第74話
翌日の昼休み、歩人は学校の図書館でスカイツリーや東京タワーの事を調べるべく、それらしい書籍を探して読んでいた。
「何やってるんだ?」
「ああ、伸太」
「なんか、兼久は兼久で最近、あの女子といる事が多いから、歩人がいないと俺の居場所がなくなってしまうじゃないかよ」
その言葉に歩人が苦笑いしていると、伸太は歩人が読んでいる本に目をやる。
「スカイツリーね、昨夜の事が気になるのか?」
そう言うと、伸太は歩人の隣に座る。
「まあ、そんな所」
「ネットだと東京を守る結界が関係してるとか、宇宙からの電波を受信したとか、色んな事言ってるけど、普通に考えれば、あの状況はどこかの放送局が、なにかを受信して、そのまま信号を送信施設であるツリーやタワーに送ったとか」
伸太はそこで難しい顔で何やら考え込む。
「でも、あの時間テレビ放送に何か支障が出たとかないらしいから、単純にツリーやタワーに何かが反応したんかな」
「スカイツリーとかが、何かを受信した可能性は無いの?」
「スカイツリーにしても東京タワーにしても送信施設だからな」
「そっか、受信は出来ないんだ」
「単純に受信する機能が無いだけで、アンテナである以上、条件が合えば受信出来るかもしれんけど」
「どういう事」
「まあ、俺も詳しい事は分からないけど、親戚の叔父さんが無線とかラジオ好きでさ、何かラジオの部品からでも、トランシーバー作れるとか言っていた気もするし」
伸太はそう言いながら、突然苦笑いを浮かべる。
「まあ、物によっては免許が必要になるとか言ってたけどな」
「そう言えば、中学生の時に伸太はラジオを夏休みの自由研究で作ってきたよね」
「ああ、鉱石ラジオだろ、あれも叔父さんから勧められてな」
「鉱石?」
「ああ、鉱石を使って、送られて来た電波から音声を取り出すとか言っていたな」
歩人は急に立ち上がると、今度はラジオに関する資料を探し始める。歩人の様子に伸太は驚くが、すぐに歩人を手伝うべく席を立った。

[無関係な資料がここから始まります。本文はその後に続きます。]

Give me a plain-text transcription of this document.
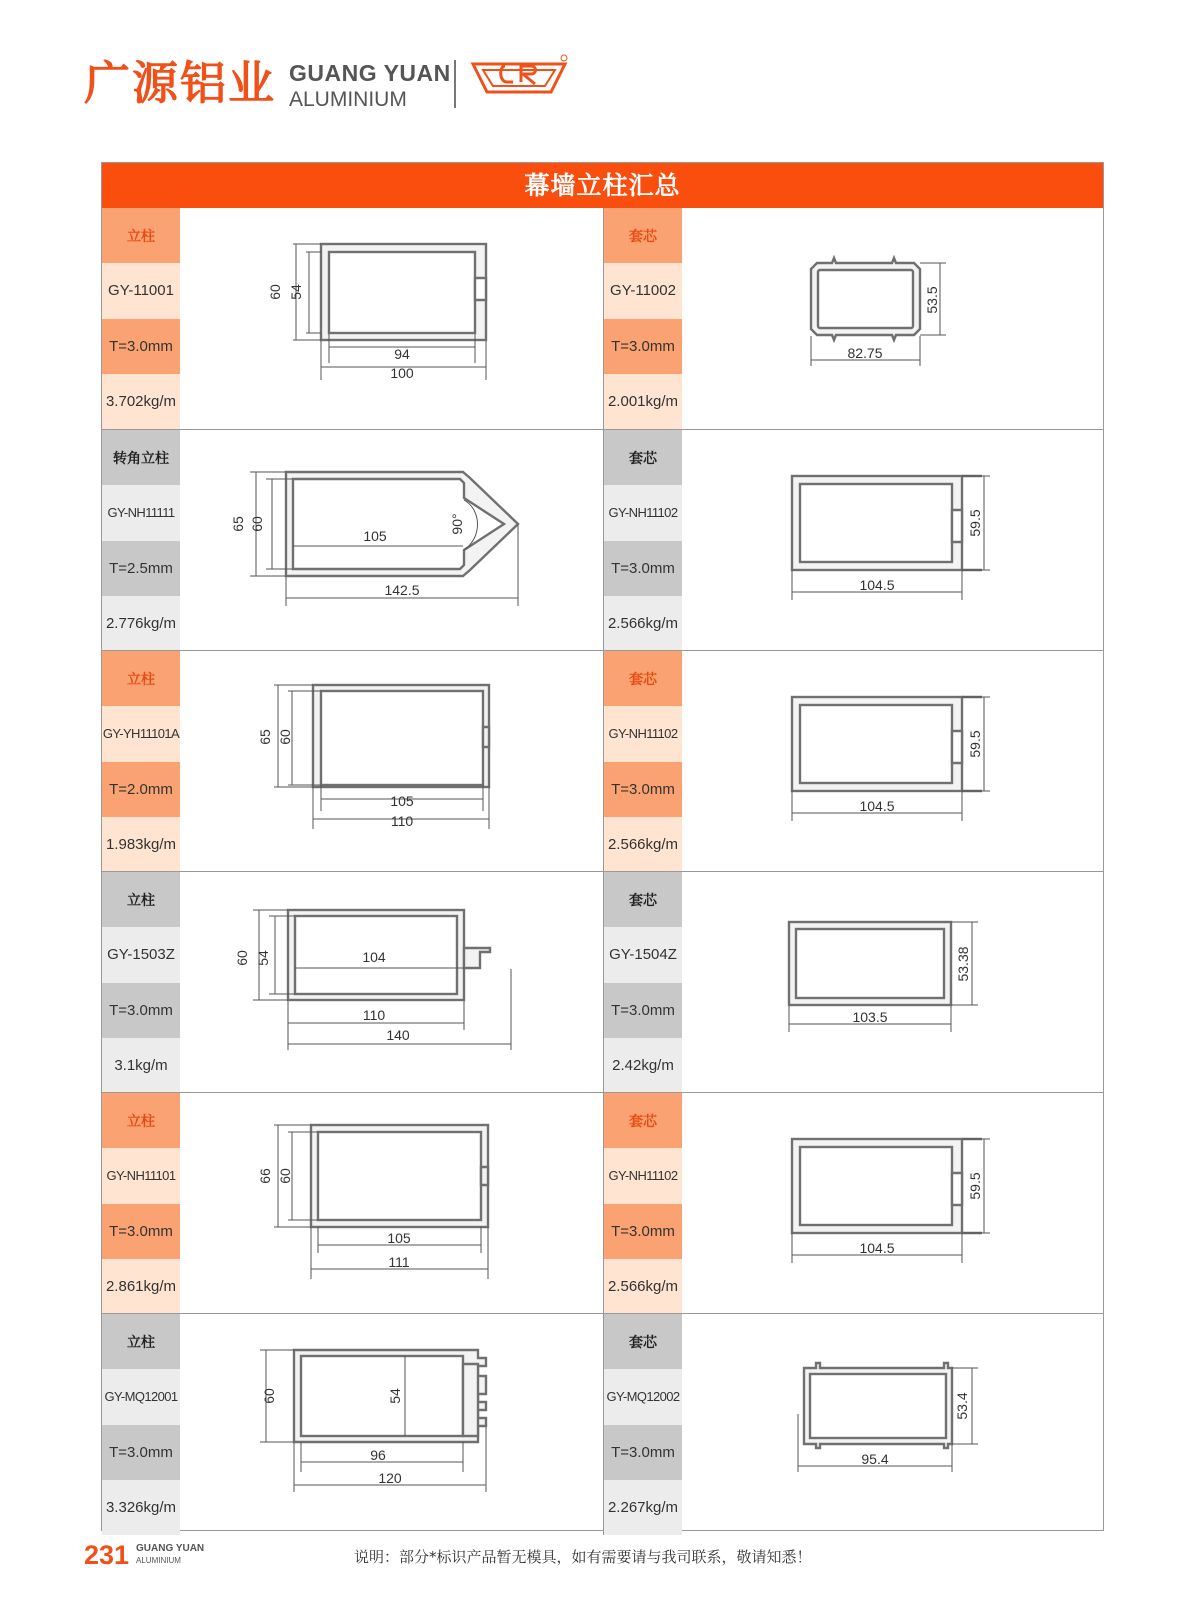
广源铝业 GUANG YUAN
ALUMINIUM
幕墙立柱汇总
立柱
GY-11001
T=3.0mm
3.702kg/m
60 54
94
100
套芯
GY-11002
T=3.0mm
2.001kg/m
53.5
82.75
转角立柱
GY-NH11111
T=2.5mm
2.776kg/m
65 60
105
90°
142.5
套芯
GY-NH11102
T=3.0mm
2.566kg/m
59.5
104.5
立柱
GY-YH11101A
T=2.0mm
1.983kg/m
65 60
105
110
套芯
GY-NH11102
T=3.0mm
2.566kg/m
59.5
104.5
立柱
GY-1503Z
T=3.0mm
3.1kg/m
60 54	104
110
140
套芯
GY-1504Z
T=3.0mm
2.42kg/m
53.38
103.5
立柱
GY-NH11101
T=3.0mm
2.861kg/m
66 60
105
111
套芯
GY-NH11102
T=3.0mm
2.566kg/m
59.5
104.5
立柱
GY-MQ12001
T=3.0mm
3.326kg/m
60	54
96
120
套芯
GY-MQ12002
T=3.0mm
2.267kg/m
53.4
95.4
231 GUANG YUAN
ALUMINIUM	说明：部分*标识产品暂无模具，如有需要请与我司联系，敬请知悉！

午後の授業中も、歩人はしきりにノートに文字を書き込んでいたが、それは授業の内容ではなかった。
魔力と電波が同じ様なものと仮定し、更にこちらのスカイツリーなどの電波塔と向こうの世界の鉱石が何らかの形で連動している装置と仮定する。
それを元にレスティナ達から聞いたこちらの世界に来るまでの経緯を思い出し、思い浮かんだ事をノートに記した。
湖で魔術を発動→鉱石が魔力に反応→鉱石から信号がこちらの世界の電波塔に送られる→電波塔が送信→こちらの世界に水を介して出力
そして、スカイツリーに向こうの世界の景色を浮かんだという事は、向こうの世界にある鉱石は、アンテナを介して反応している可能性があり、同じ現象を引き起こせるのではと考えた。